I’ve watched that tension blossom over the years, especially as friends have gone in one direction or the other to settle down: Is it a Baltimore or a D.C. suburb? The answer, of course, is both, but I’ve made a parlor game out of watching the barometer in either direction — how many signs for commuter buses to either city, which sports teams are getting repped in bar windows and on baseball caps, what newspaper does a particular house subscribe to, what local news channel do you watch. Despite a Baltimore orientation in high school, I’ve gradually recognized that I orbit the District — from the Washington Post at the breakfast table every day to the Nationals game I attended last night. Of course, a particularly snarky commentator could say that even Baltimore is a bedroom community of D.C.

Perhaps Columbia’s only saving grace — certainly culturally — is Merriweather Post Pavilion. The venue is second to none, an early Frank Gehry (c. 1967) outdoor amphitheater, most definitely an idyllic setting on any summer evening, albeit hot in the daytime under a sticky mid-Atlantic sun. The artists at Sunday’s Rock the Bells, a old-school hip-hop spectacular, put on a show at Merriweather from noon till night, but damn if they couldn’t figure out where they were. Between Nas, Mos Def, De La Soul, and Rakim on the main stage there were shout outs to Baltimore, D.C., Maryland, Virginia, even Pennsylvania. Music as relentlessly urban and rooted in a particular place as hip-hop just couldn’t find a comfortable nesting ground amid the leafy groves of Merriweather, even if it was a convenient meeting point for black/white, young/old, urban/suburban — although the lack of public transportation may have kept some citybound fans away (I did see one Zipcar, much to my delight).

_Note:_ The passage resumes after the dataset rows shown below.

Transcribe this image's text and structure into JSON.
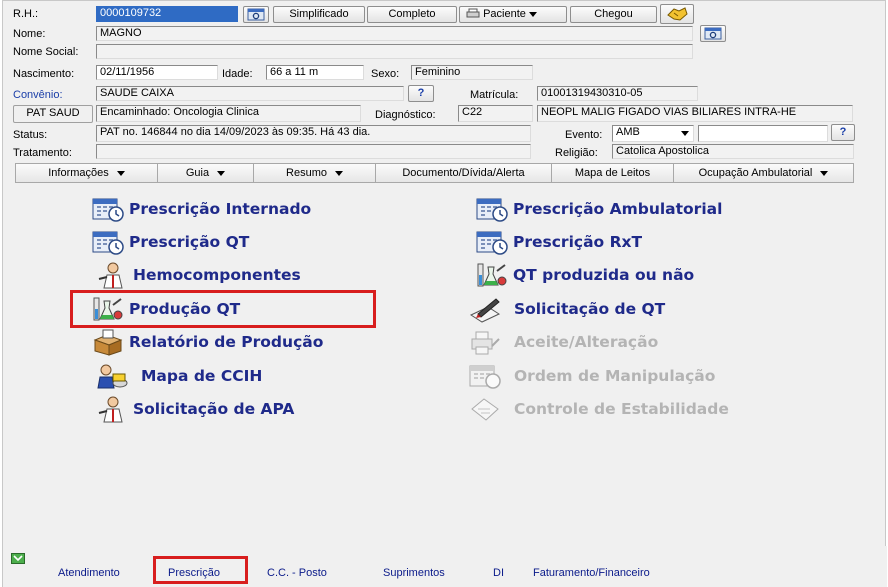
{
  "header": {
    "rh_label": "R.H.:",
    "rh_value": "0000109732",
    "btn_simplificado": "Simplificado",
    "btn_completo": "Completo",
    "btn_paciente": "Paciente",
    "btn_chegou": "Chegou",
    "nome_label": "Nome:",
    "nome_value": "MAGNO",
    "nome_social_label": "Nome Social:",
    "nome_social_value": "",
    "nascimento_label": "Nascimento:",
    "nascimento_value": "02/11/1956",
    "idade_label": "Idade:",
    "idade_value": "66 a 11 m",
    "sexo_label": "Sexo:",
    "sexo_value": "Feminino",
    "convenio_label": "Convênio:",
    "convenio_value": "SAUDE CAIXA",
    "matricula_label": "Matrícula:",
    "matricula_value": "01001319430310-05",
    "pat_saud_button": "PAT SAUD",
    "encaminhado_value": "Encaminhado: Oncologia Clinica",
    "diagnostico_label": "Diagnóstico:",
    "diagnostico_code": "C22",
    "diagnostico_desc": "NEOPL MALIG FIGADO VIAS BILIARES INTRA-HE",
    "status_label": "Status:",
    "status_value": "PAT no. 146844 no dia 14/09/2023  às  09:35. Há 43 dia.",
    "evento_label": "Evento:",
    "evento_value": "AMB",
    "evento_extra": "",
    "tratamento_label": "Tratamento:",
    "tratamento_value": "",
    "religiao_label": "Religião:",
    "religiao_value": "Catolica Apostolica",
    "help_label": "?"
  },
  "tabs": [
    {
      "label": "Informações",
      "dropdown": true
    },
    {
      "label": "Guia",
      "dropdown": true
    },
    {
      "label": "Resumo",
      "dropdown": true
    },
    {
      "label": "Documento/Dívida/Alerta",
      "dropdown": false
    },
    {
      "label": "Mapa de Leitos",
      "dropdown": false
    },
    {
      "label": "Ocupação Ambulatorial",
      "dropdown": true
    }
  ],
  "menu_left": [
    {
      "label": "Prescrição Internado",
      "icon": "calendar-clock-icon",
      "enabled": true
    },
    {
      "label": "Prescrição QT",
      "icon": "calendar-clock-icon",
      "enabled": true
    },
    {
      "label": "Hemocomponentes",
      "icon": "doctor-icon",
      "enabled": true
    },
    {
      "label": "Produção QT",
      "icon": "lab-flasks-icon",
      "enabled": true,
      "highlighted": true
    },
    {
      "label": "Relatório de Produção",
      "icon": "box-report-icon",
      "enabled": true
    },
    {
      "label": "Mapa de CCIH",
      "icon": "person-map-icon",
      "enabled": true
    },
    {
      "label": "Solicitação de APA",
      "icon": "doctor-icon",
      "enabled": true
    }
  ],
  "menu_right": [
    {
      "label": "Prescrição Ambulatorial",
      "icon": "calendar-clock-icon",
      "enabled": true
    },
    {
      "label": "Prescrição RxT",
      "icon": "calendar-clock-icon",
      "enabled": true
    },
    {
      "label": "QT produzida ou não",
      "icon": "lab-flasks-icon",
      "enabled": true
    },
    {
      "label": "Solicitação de QT",
      "icon": "pen-paper-icon",
      "enabled": true
    },
    {
      "label": "Aceite/Alteração",
      "icon": "printer-gray-icon",
      "enabled": false
    },
    {
      "label": "Ordem de Manipulação",
      "icon": "calendar-gray-icon",
      "enabled": false
    },
    {
      "label": "Controle de Estabilidade",
      "icon": "clipboard-gray-icon",
      "enabled": false
    }
  ],
  "bottom_tabs": [
    {
      "label": "Atendimento"
    },
    {
      "label": "Prescrição",
      "highlighted": true
    },
    {
      "label": "C.C. - Posto"
    },
    {
      "label": "Suprimentos"
    },
    {
      "label": "DI"
    },
    {
      "label": "Faturamento/Financeiro"
    }
  ],
  "colors": {
    "menu_text": "#1f2a8a",
    "menu_disabled": "#b4b4b4",
    "highlight": "#d81e1e",
    "selection": "#2f6bc4",
    "label_blue": "#1a3ea8"
  }
}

Another way of staking out location, of course, was through the music itself. Baltimore has club and D.C. has go-go, both of which Afrika Bambaata spun in an animated DJ set on a rainy side stage. He namechecked both — said he couldn’t play a set this close to either city and not drop Bmore breaks or pots and pans music. But in the hype circles of 2008, it’s not exactly a fair battle. Go-go can’t stand on its own as DJ material the way club can, simply because it’s live music. Of course, a little go-go inflected hip-hop might be the perfect repartee. So while DJ Blaqstarr did his best to animate a thinned out side stage the way he did at the Paradox the other week (god-awful hype girl Oxy Cottontail, a Columbia native and ultimate hanger-on, should not have been sharing the stage with the likes of the Zulu Nation any more than I should have), I would he say he was upstaged by DC/MD’s own Wale, who performed early on the main stage.


His breakout single “Dig Dug” samples D.C. go-go band Northeast Groovers, chops & screws it just a little but mostly lets it play. “Not from Northeast but I guarantee I groove.”

Wale - Dig Dug

On his most recent effort, “Mixtape About Nothing,” he tackles the Bmore vs. D.C. controversy head-on, mostly in jest.

Wale - The Bmore Club Slam

Even K-Swift (R.I.P.) gets namedropped. But damn if her beloved 92Q isn’t showing PG County’s finest any love.

While the Columbia curse means I can’t claim any more cred to D.C. go-go than Baltimore club, even if I get the chance to spectate every once in awhile, if I’m in the D.C. area rather than a Baltimore suburb, it’s still gratifying to have an up-and-comer to root for (and rock out to). And his DJ, Alizay of WKYS (the D.C. answer to 92.Q), even did a Rock the Bells mixtape.

In the end, though, it was finally Q-Tip who got it right. As he hyped the crowd up for A Tribe Called Quest’s full appearance on stage, he yelled out, “Are we in Baltimore? Are we in D.C.? Are we in Columbia?”


The answer, of course, is all three, in different ways. And for a Columbia native, however conflicted it makes me feel, it was the rarest of treats to have music I normally drive at least a half an hour to hear in my hometown, a short walk away.